À La Havane, la situation est particulièrement grave en raison de la dépendance à la poudre de lait importée pour l'approvisionnement des enfants. Selon Matech Vilá, les difficultés à importer ce produit ont aggravé les problèmes de fourniture. « Parfois, nous avons le financement pour pouvoir acquérir le lait, mais il n'arrive pas ici ou, tout simplement, au moment de réaliser l'opération, on nous dit : "Non, nous ne pouvons pas travailler avec vous", » a indiqué la fonctionnaire. Selon cette dernière, la situation s'est intensifiée en mai en raison de restrictions externes.
Comme alternative partielle, certaines entreprises ont acquis des tricycles électriques équipés de panneaux solaires pour la distribution de lait, afin de libérer le peu de combustible disponible pour le ramassage dans les zones rurales. L'industrie a également diversifié ses productions : une laiterie peut fabriquer des produits carnés et vice versa, pour garantir un certain type d'aliment à la population.
Les confessions de la fonctionnaire interviennent dans un contexte de collapsus généralisé de la libreta de rationnement, où dans de nombreuses bodegas, il n'est possible d'acheter que du riz et du sucre.
Cinq provinces —La Havane, Matanzas, Cienfuegos, Guantánamo et Santiago de Cuba— ont été identifiées comme étant à des niveaux critiques d'insécurité alimentaire en avril 2026, selon un rapport qui a également révélé des baisses de 81 % dans la production de riz et de 61 % dans celle des œufs.
Le déficit électrique a atteint 1 885 MW en mars 2026, avec des coupures de courant allant jusqu'à 25 heures par jour, ce qui paralyse toute la chaîne logistique des aliments : sans électricité, il n'y a pas de réfrigération, sans combustible, il n'y a pas de transport, et sans transport, les aliments n'arrivent pas à ceux qui en ont le plus besoin.
En février, à Villa Clara, il n'était possible de garantir le pain quotidien que pour les enfants de moins de 13 ans et les personnes de plus de 65 ans en raison de la crise énergétique. À Santiago de Cuba, du picadillo a été distribué, composé de 70 % de viande et de 30 % de soja texturé en raison du déficit de matières premières, une pratique qui a déjà suscité des plaintes depuis 2025.
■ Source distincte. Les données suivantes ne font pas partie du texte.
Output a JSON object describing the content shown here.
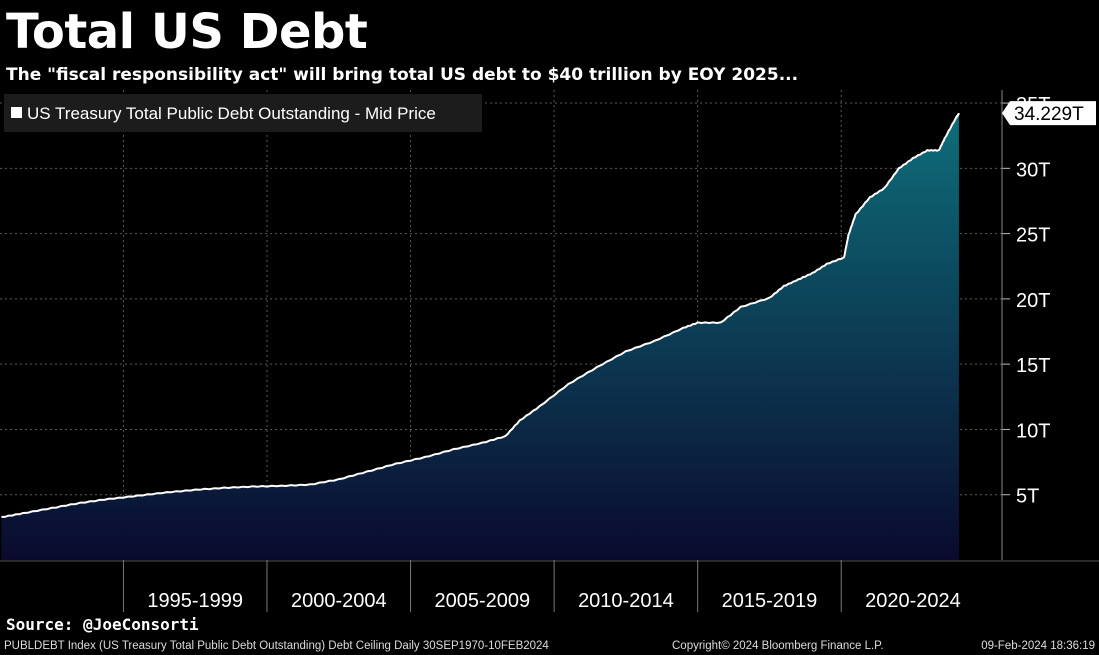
{
  "header": {
    "title": "Total US Debt",
    "subtitle": "The \"fiscal responsibility act\" will bring total US debt to $40 trillion by EOY 2025..."
  },
  "colors": {
    "background": "#000000",
    "line": "#ffffff",
    "fill_top": "#0e6e7a",
    "fill_bottom": "#0a0a2e",
    "grid": "#5a5a5a"
  },
  "chart_data": {
    "type": "area",
    "legend": "US Treasury Total Public Debt Outstanding - Mid Price",
    "legend_position": "top-left",
    "last_value_label": "34.229T",
    "x_ticks": [
      "1995-1999",
      "2000-2004",
      "2005-2009",
      "2010-2014",
      "2015-2019",
      "2020-2024"
    ],
    "y_ticks": [
      "5T",
      "10T",
      "15T",
      "20T",
      "25T",
      "30T",
      "35T"
    ],
    "y_unit": "trillions USD",
    "xlim": [
      1990.7,
      2025.6
    ],
    "ylim": [
      0,
      36
    ],
    "grid": true,
    "series": [
      {
        "points": [
          [
            1990.75,
            3.3
          ],
          [
            1991.5,
            3.6
          ],
          [
            1992.5,
            4.0
          ],
          [
            1993.5,
            4.4
          ],
          [
            1994.5,
            4.7
          ],
          [
            1995.5,
            4.95
          ],
          [
            1996.5,
            5.2
          ],
          [
            1997.5,
            5.4
          ],
          [
            1998.5,
            5.55
          ],
          [
            1999.5,
            5.65
          ],
          [
            2000.5,
            5.7
          ],
          [
            2001.5,
            5.8
          ],
          [
            2002.5,
            6.2
          ],
          [
            2003.5,
            6.8
          ],
          [
            2004.5,
            7.4
          ],
          [
            2005.5,
            7.9
          ],
          [
            2006.5,
            8.5
          ],
          [
            2007.5,
            9.0
          ],
          [
            2008.3,
            9.5
          ],
          [
            2008.8,
            10.7
          ],
          [
            2009.5,
            11.8
          ],
          [
            2010.5,
            13.5
          ],
          [
            2011.5,
            14.8
          ],
          [
            2012.5,
            16.0
          ],
          [
            2013.5,
            16.8
          ],
          [
            2014.5,
            17.8
          ],
          [
            2015.0,
            18.2
          ],
          [
            2015.8,
            18.2
          ],
          [
            2016.5,
            19.4
          ],
          [
            2017.5,
            20.1
          ],
          [
            2018.0,
            21.0
          ],
          [
            2018.5,
            21.5
          ],
          [
            2019.0,
            22.0
          ],
          [
            2019.5,
            22.7
          ],
          [
            2020.1,
            23.2
          ],
          [
            2020.25,
            24.9
          ],
          [
            2020.5,
            26.5
          ],
          [
            2021.0,
            27.8
          ],
          [
            2021.5,
            28.5
          ],
          [
            2022.0,
            30.0
          ],
          [
            2022.5,
            30.8
          ],
          [
            2023.0,
            31.4
          ],
          [
            2023.4,
            31.4
          ],
          [
            2023.6,
            32.3
          ],
          [
            2024.0,
            33.9
          ],
          [
            2024.1,
            34.229
          ]
        ]
      }
    ]
  },
  "footer": {
    "source": "Source: @JoeConsorti",
    "index_info": "PUBLDEBT Index (US Treasury Total Public Debt Outstanding) Debt Ceiling  Daily 30SEP1970-10FEB2024",
    "copyright": "Copyright© 2024 Bloomberg Finance L.P.",
    "timestamp": "09-Feb-2024 18:36:19"
  }
}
Le programme économique du régime pour 2026 proclame que « l'augmentation de la production nationale, en mettant l'accent sur les aliments, est la clé pour stabiliser le pays », mais la réalité décrite par ses propres fonctionnaires va dans la direction opposée : plus de deux mois sans viande pour les enfants de la capitale d'un pays qui importe entre 70 % et 80 % des aliments qu'il consomme.